The campus, which includes 20 endowed professorships, is believed to be the result of the largest philanthropic donation to a German university, said Professor Herrmann, a significant move in a country with little tradition of alumni donations or big gifts from the super-rich.

TUM has been attempting to create a philanthropic culture since 1998, and has so far raised about €300 million for specific projects, said Professor Herrmann, who has overseen the entire process. He was appointed president in 1995, making him the longest-serving university head in Germany.

Since 2010, TUM has also tried to raise money to create a US-style endowment, although with €40 million so far, it is nowhere near the Ivy League yet. “That’s the biggest one [endowment] in a German university – you can tell how difficult it is. Germany has a different tradition,” he said.

But the attempt to raise funds is also about putting down a marker about the university’s “entrepreneurial spirit”, he said. Universities can either “take it [into their own] hands” or “complain” about not having enough money, he said. “Most universities complain,” he added.

A glance at TUM’s most recent accounts shows that it still receives only a tiny fraction of its income from private businesses or donors – it is still overwhelmingly dependent on state funding and other public bodies such as the European Union.

Nevertheless, TUM’s “entrepreneurial” impulses are part of a broader shift in German universities to become more competitive and differentiated, something spurred by the Berlin government with its Excellence Initiative, which encourages rival bids for pots of research money and special status (although even this often asks for joint applications between institutions).

This new stratification “adds to the reputation and visibility of the German system”, argued Professor Herrmann.

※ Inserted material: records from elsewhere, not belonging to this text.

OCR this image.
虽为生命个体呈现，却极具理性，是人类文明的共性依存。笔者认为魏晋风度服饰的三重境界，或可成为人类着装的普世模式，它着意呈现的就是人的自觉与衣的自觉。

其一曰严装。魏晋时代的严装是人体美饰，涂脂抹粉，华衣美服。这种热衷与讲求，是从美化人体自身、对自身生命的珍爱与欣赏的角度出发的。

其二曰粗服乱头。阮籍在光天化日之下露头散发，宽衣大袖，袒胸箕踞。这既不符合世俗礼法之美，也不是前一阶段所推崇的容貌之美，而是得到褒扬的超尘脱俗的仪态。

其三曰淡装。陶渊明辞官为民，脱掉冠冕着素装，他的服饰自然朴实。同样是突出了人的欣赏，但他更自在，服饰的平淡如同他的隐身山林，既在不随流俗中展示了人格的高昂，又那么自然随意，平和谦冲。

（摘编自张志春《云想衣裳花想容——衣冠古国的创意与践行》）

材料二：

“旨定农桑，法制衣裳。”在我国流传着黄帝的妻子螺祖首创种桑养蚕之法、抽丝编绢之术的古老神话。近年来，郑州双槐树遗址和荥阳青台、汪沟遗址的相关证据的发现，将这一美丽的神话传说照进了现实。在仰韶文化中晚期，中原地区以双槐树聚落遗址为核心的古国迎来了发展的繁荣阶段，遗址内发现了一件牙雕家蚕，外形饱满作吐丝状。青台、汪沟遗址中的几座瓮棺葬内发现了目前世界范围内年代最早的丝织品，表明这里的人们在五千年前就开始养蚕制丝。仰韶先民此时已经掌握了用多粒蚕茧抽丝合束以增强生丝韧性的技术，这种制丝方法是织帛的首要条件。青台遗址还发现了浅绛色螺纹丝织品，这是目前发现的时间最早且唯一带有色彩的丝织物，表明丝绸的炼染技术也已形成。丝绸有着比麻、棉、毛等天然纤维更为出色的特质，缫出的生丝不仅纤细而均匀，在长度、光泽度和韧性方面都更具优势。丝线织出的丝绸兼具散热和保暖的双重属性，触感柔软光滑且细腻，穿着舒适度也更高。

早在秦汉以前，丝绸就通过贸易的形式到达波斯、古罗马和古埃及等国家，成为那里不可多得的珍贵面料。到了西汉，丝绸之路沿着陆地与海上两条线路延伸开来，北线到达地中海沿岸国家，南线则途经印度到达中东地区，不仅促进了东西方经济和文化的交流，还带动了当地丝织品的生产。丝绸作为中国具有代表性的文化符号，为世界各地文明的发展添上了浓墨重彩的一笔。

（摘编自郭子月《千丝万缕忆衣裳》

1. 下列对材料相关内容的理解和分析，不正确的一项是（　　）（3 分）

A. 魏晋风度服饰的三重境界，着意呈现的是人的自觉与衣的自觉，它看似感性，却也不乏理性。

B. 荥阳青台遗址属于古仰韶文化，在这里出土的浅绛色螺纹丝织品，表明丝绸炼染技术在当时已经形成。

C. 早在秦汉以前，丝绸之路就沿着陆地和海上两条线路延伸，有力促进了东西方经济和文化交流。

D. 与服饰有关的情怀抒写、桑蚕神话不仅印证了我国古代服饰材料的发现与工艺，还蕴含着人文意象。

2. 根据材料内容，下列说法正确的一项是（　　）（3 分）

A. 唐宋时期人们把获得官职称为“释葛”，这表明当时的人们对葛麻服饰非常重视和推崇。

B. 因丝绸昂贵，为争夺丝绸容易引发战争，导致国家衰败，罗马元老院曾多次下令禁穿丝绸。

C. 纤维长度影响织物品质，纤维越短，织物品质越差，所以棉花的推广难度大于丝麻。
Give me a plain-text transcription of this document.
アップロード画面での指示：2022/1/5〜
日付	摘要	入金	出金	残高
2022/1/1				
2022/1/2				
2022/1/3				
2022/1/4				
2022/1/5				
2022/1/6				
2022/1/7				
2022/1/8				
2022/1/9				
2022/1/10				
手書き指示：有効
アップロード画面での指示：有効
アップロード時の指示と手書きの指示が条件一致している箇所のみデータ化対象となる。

If some institutions race ahead, this acts as a “pull” that drags up “slower, smaller, younger universities”.

Universities still have a duty to teach students who can go on to serve their local area, he cautioned, and this is “not necessarily the product of [high-] quality, internationally competitive research”. But Germany’s tilt towards excellence has jolted universities across the country to make future plans and look critically at their research portfolios, he said.

Elsewhere in Munich there is scepticism that Germany will move any further towards US- or UK-style competition, with its attendant inequality.

Bernd Huber, president of LMU Munich, acknowledged that some German universities were pulling ahead in terms of research. But there is still no US- or UK-style hierarchy of prestige for graduates, he told THE – no Ivy League, Oxbridge or grandes écoles system. In Germany, “we do not have this effect where every chancellor or prime minister has come from Oxford”, he said.

Germany will create “beacons” that specialise in certain research areas, but will not end up with a system where “only 10 universities are very good”, he said.

“If you only look at the top institutions, the differentiated model looks very attractive, but if you consider the system as a whole you might argue that it is better to have a model with less variance. Maybe the current situation in Germany is not too bad,” he said, adding: “I do not see any move to the US model.”